Она медленно подняла голову, так же медленно открыла глаза и спокойно улыбнулась:
- Ну вот я и вернулась.
- Да, вы вернулись, теперь я вижу, что вы вернулись, и мы оставим вас у себя Сейчас все оформим.
Профессор Подымова постаралась улыбнуться, легко поднялась и вышла из кабинета. На шее у нее все еще горели пятна. Она не имела права принять умирающую. Но приняла. На несколько месяцев продлила сестре жизнь.
Дней через пять ей стало лучше. А со мной случился инсульт. Они обе умерли без меня. Друг за другом. И папа тоже. Я не похоронила их. Я даже не похоронила их.
…Ну все. Пора уходить. Но как отсюда уйдешь, надо хоть к буфету подойти, погладить его круглые бока, витые колонки. Но ведь его нет, не может и быть там, его давно продали?! Как нет? Вот он стоит в углу, между двумя окнами, рядом с широкой голубой лавкой и большим обеденным столом. Он просто красавец, наш буфет: покрыт вишневым лаком, узкие шкафчики, корона наверху и необъятный низ для маминых запасов, там можно даже спрятаться!
Папа заказал буфет дяде Сереге, нашему соседу. Втайне от мамы, ей в подарок. Они были такие разные, наши мама и папа, казалось, совсем не подходят друг другу. Папа – мечтатель, гулёна, простодырый – последнюю рубаху отдаст, и она – строгая, не очень ласковая, безумно любившая всех нас, великая труженица и «экономка». Ему – то война, то тюрьма, ей – дети, работа и дом. Все поровну, все справедливо. Он ненадолго пережил ее. Прошло сорок дней после ее смерти, ее душа покинула нас, и он тут же впал в беспамятство.

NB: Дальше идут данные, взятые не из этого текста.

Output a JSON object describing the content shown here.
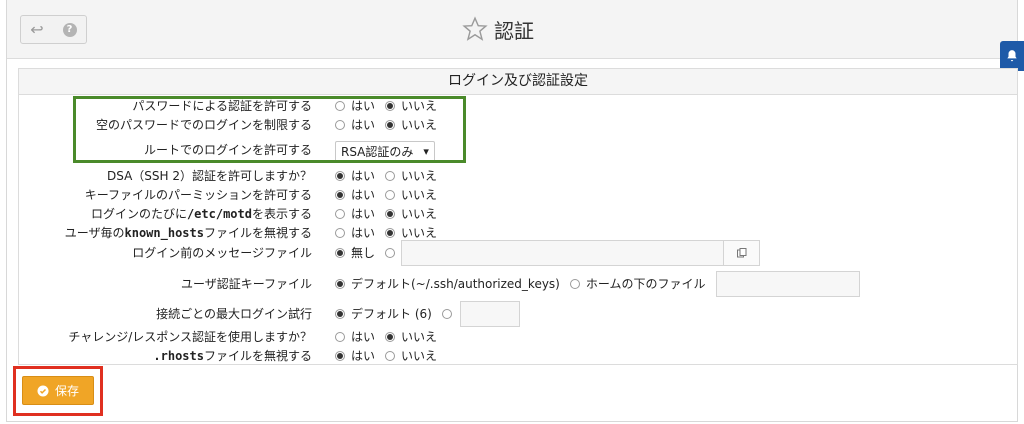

А тогда, давно, когда по дому бегал, стуча копытцами, беленький поросенок Васька, папа, пьяненький, загадочно улыбаясь, намекал ей, что ждет ее царский подарок, хотя, конечно, вроде и не за что – ведь дочурок она ему больше не рожает. Мама едва заметно улыбалась и отмахивалась: мели, Емеля, твоя неделя.
- А когда Алька родилась, кому белый платок с кистями подарил? Всю барахолку оббегал, пока нашел. Думал, ноги отвалятся! Лютый был февраль!
Лед на Ангаре синий, стужа, да ветрище! А когда Светку родила, настоящий Оренбургский платок углядел! Таких уж теперь не вяжут, чистый гарус! Я треляный воробей, меня за рупь двадцать не купишь, на мякине не проведешь, - кипятился он, но хмельные синие глаза его улыбались.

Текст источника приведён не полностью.